The House committee on the Jan. 6 riot spoke to former Attorney General William Barr, committee chairman Rep. Bennie Thompson, D-Miss. It was said on Sunday.

In an interview on CBS' Face the Nation, Thompson was asked by host Margaret Brennan if the panel is going to speak with Barr about a draft executive order prepared for former President Donald Trump that appears to be among the files that the committee has been trying to obtain from the National Archives.

We've already had conversations with the former attorney general. Thompson said that they talked to Department of Defense individuals. We are concerned that our military is part of a lie about promoting the election as false. If you are using the military to seize voting machines, the public needs to know. Barr, an ardent defender of Trump during his presidency, resigned in December 2020 amid lingering tensions over Trump's false claims of election fraud.

A draft of an executive order prepared for Trump and obtained by Politico on Friday would have authorized the secretary of defense to send National Guard troops to seize voting machines around the country in the weeks following the 2020 election.

The order, which was never signed by Trump, would have also appointed a special counsel to institute criminal and civil actions as appropriate based on the evidence collected, and calls on the defense secretary to release an assessment 60 days after the action began, which would have been well after Trump was due to leave office on January 20, 2021.

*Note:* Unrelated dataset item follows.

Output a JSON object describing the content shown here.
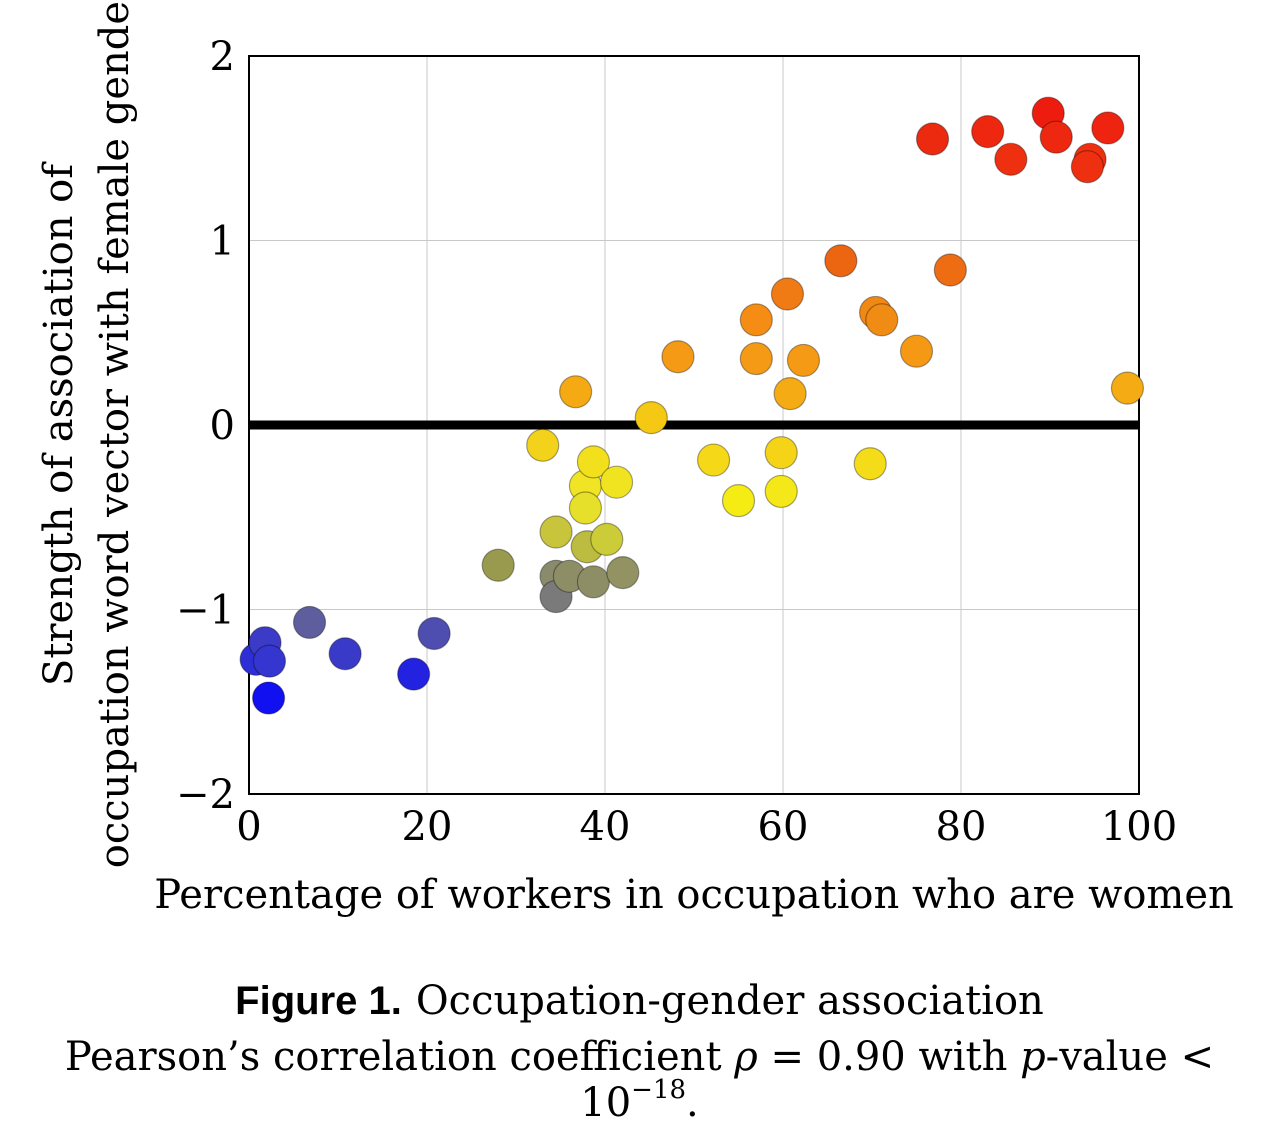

The article from Politico has a facsimile of the full order but does not say how the news organization obtained the document or whose possession it was in.

Thompson said that the committee does not know if anyone within the Pentagon is working on the issue of possibly seizing voting machines. He said that the executive order is reason enough to believe that it is being proposed. He said that a plan was put forward by the Department of Justice to potentially seize voting machines in the country and use Department of Defense assets to make that happen.